Sunday, October 3, 2010

Elections in Africa

I was fortunate to be smack in the middle of election season during the past week.  The primary Presidential candidates were Ugochukwu Njoku (pronounced "Kingsley") and Amadou Abdou Kader (pronounced "Amadou Abdou Kader"), plus a lesser known candidate. 

Normally, I gravitate toward the lesser known candidate.  Heck, I think I can even name the last 3 Libertarian presidential candidates (Bob Barr, Michael Bednarik and Harry Browne) and the last 3 Green presidential candidates (Ralph Nader, Ralph Nader and Ralph Nader).  As a casual observer, I found it much more interesting to follow the two major candidates who appeared to clearly define their differences.
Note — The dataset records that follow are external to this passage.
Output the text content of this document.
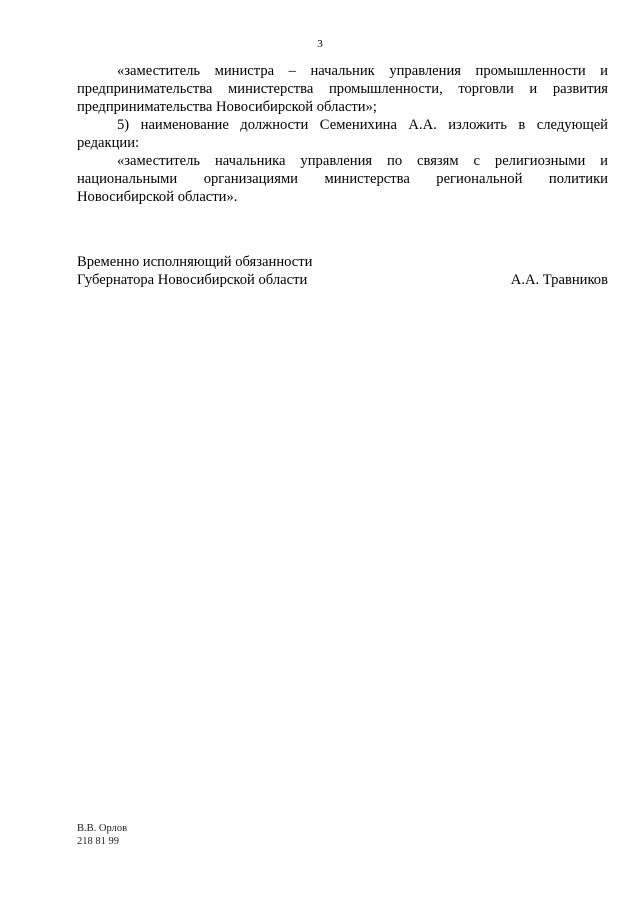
3

«заместитель министра – начальник управления промышленности и предпринимательства министерства промышленности, торговли и развития предпринимательства Новосибирской области»;

5) наименование должности Семенихина А.А. изложить в следующей редакции:

«заместитель начальника управления по связям с религиозными и национальными организациями министерства региональной политики Новосибирской области».

Временно исполняющий обязанности
Губернатора Новосибирской области	А.А. Травников
В.В. Орлов
218 81 99
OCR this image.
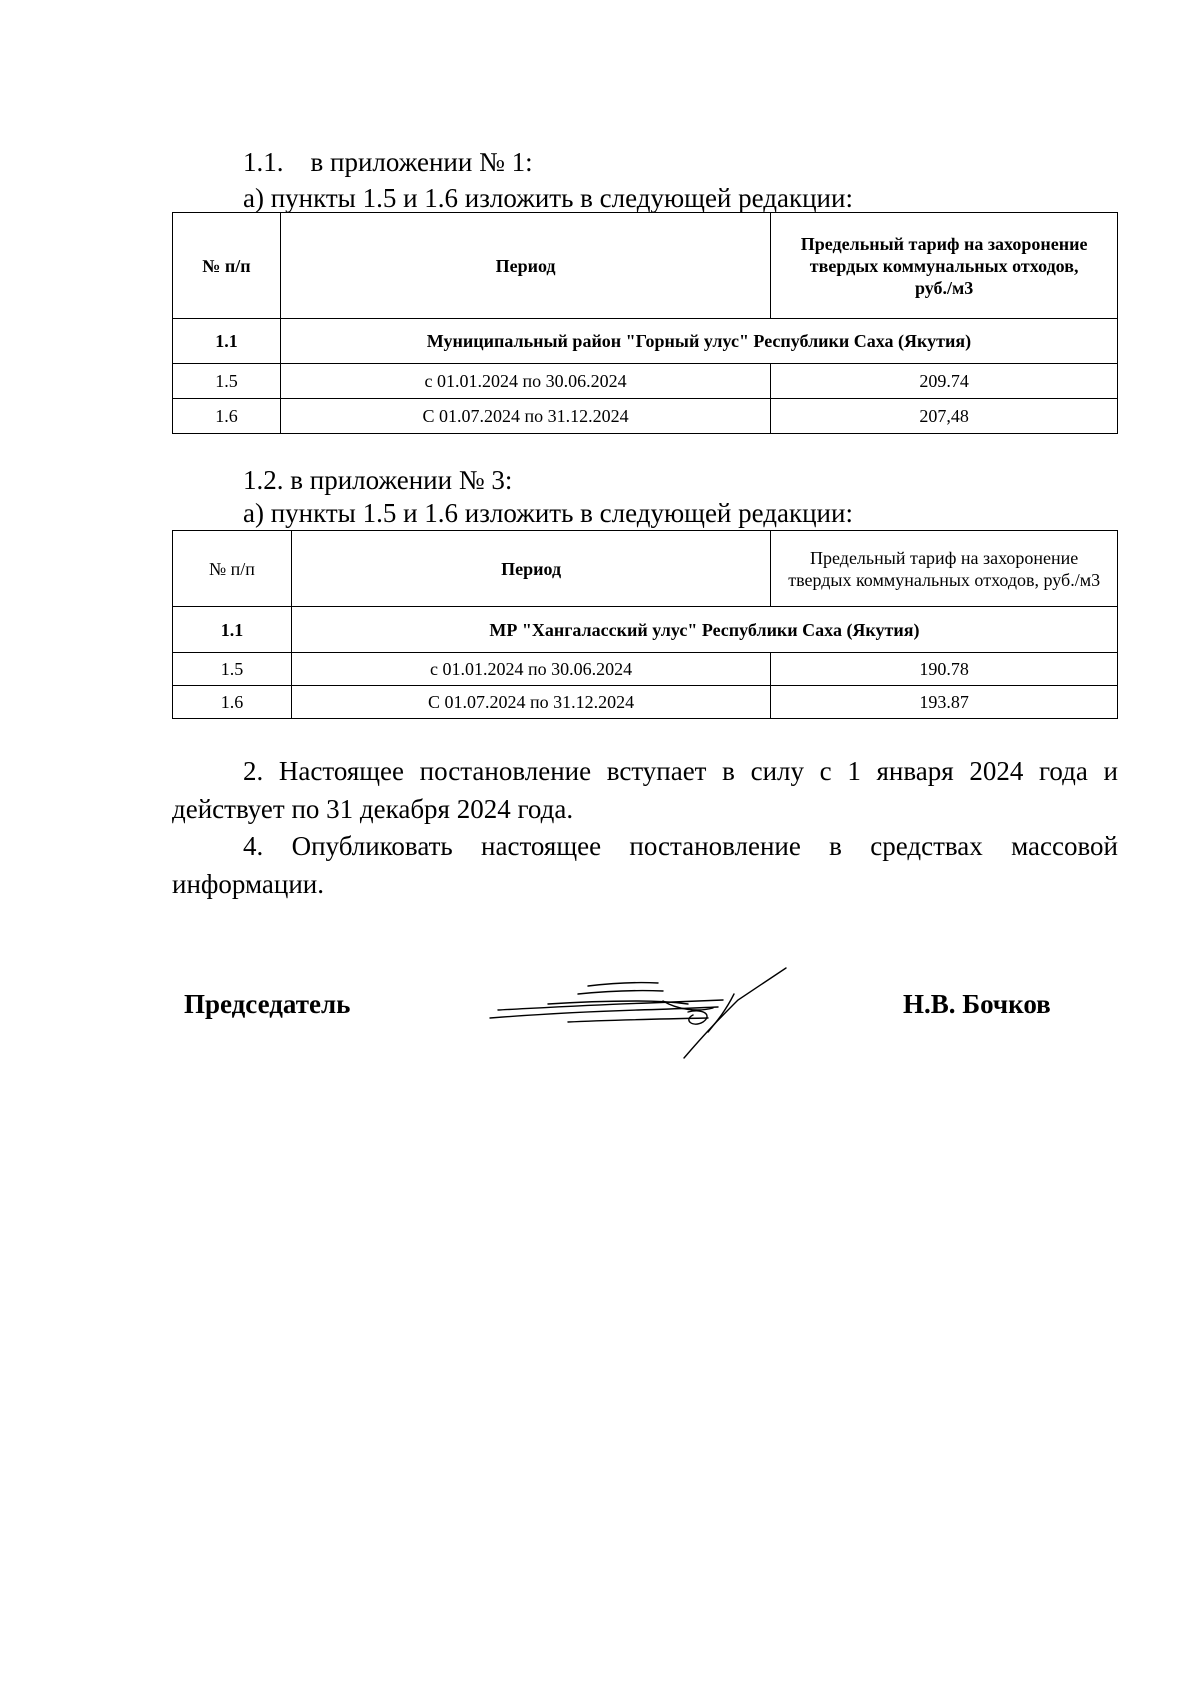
1.1.    в приложении № 1:

а) пункты 1.5 и 1.6 изложить в следующей редакции:

№ п/п	Период	Предельный тариф на захоронение твердых коммунальных отходов, руб./м3
1.1	Муниципальный район "Горный улус" Республики Саха (Якутия)	
1.5	с 01.01.2024 по 30.06.2024	209.74
1.6	С 01.07.2024 по 31.12.2024	207,48

1.2. в приложении № 3:

а) пункты 1.5 и 1.6 изложить в следующей редакции:

№ п/п	Период	Предельный тариф на захоронение твердых коммунальных отходов, руб./м3
1.1	МР "Хангаласский улус" Республики Саха (Якутия)	
1.5	с 01.01.2024 по 30.06.2024	190.78
1.6	С 01.07.2024 по 31.12.2024	193.87

2. Настоящее постановление вступает в силу с 1 января 2024 года и действует по 31 декабря 2024 года.

4. Опубликовать настоящее постановление в средствах массовой информации.

Председатель	Н.В. Бочков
One of Kader's campaign posters featured a picture of him in dressed in fine, traditional African garb overlooking a tranquil garden.  It was a pensive moment meant to show his deep connection with nature.  Another poster showed him dressed almost entirely in white standing next to a monument marking the founding of an educational institute.  While his body faced the camera, his face was turned down toward the monument to show great respect for the institute.  Kader is a slight man with handsome features, and comes from a family with obvious wealth.

Kingsley's campaign poster showed a picture of him surrounded by four loosely dressed women.  He wore a black t-shirt and had a big toothy smile.  Kingsley's campaign slogan was: "Vote Kingsley!  Get Action!" and - judging by his entourage - Kingsley appears to be getting way more action than Kader.  Physically, Kingsley is also a much larger man than Kader, so he dominated his campaign poster whereas Kader appeared to blend in with his surroundings. 

The day of the elections was absolutely what you would expect from an African election and I was able to witness first hand one of the polling stations.  There was a sheet of paper containing a list of all candidates for the Senate.  Voters were asked to check off names from that list, fold the paper and place it into a can in a protected voting booth.  Fair enough. 

But, the election for president was organized in MUCH more different manner.  Voters were asked to take a slip of paper with their choice for president pre-printed on the ballot and place it into the voting can.  So, the election workers obviously knew which candidate you favored based on which slip of paper you chose.  Voters could take slips from all three candidates into the booth to help keep their vote secret, but you can tell that a voter might easily be accosted after leaving the polling station because they would still have two slips in their pocket (unless they ate the unused ballots).

Election wardens checked off the names of registered voters as they took their ballots.  No one checked ID's.  Even I was offered a ballot, but I politely declined and said I was just an election monitor from America.  Things appeared to be going smoothly until the wardens suddenly cut off the voting with at least 30 minutes left.  The largest person in line - a thuggish looking man with Rastafarian dreadlocks who was an obvious Kingsley supporter - became very vocal with his displeasure and nearly started a physical confrontation with someone at the polling station.

The votes were counted and - by a narrow margin - Kader won the election.  The Kingsley supporters were not pleased.  Led by the Rasta-Thug, they did not demand a recount - they demanded a re-vote! - and took their case directly to the Office of the Secretary.  Miraculously, the Secretary agreed with Kingsley and ordered a re-vote!  The Secretary noted there appeared to be more votes tallied than the maximum number of registered voters, and declared the first election void.

On the second round of voting, Kingsley won handily.  So, there you have it - everything you would expect in an African election!  There was electioneering, shady voting practices, ballot stuffing, voter intimidation and - when the results came in unfavorabley to the more vocal party - an overturned election!

And this was just for the right to leade the Suffolk University Dakar Campus Student Government Association... a campus of 85 students.


  1. Hmmmm, there's something strangely familiar here. I think it reminds me of 2004... but of course I do live in Florida and I am a Democrat, so my recollection may be biased. In any case, a great read. Keep 'em coming.

  2. Hah! Love the topper at the end.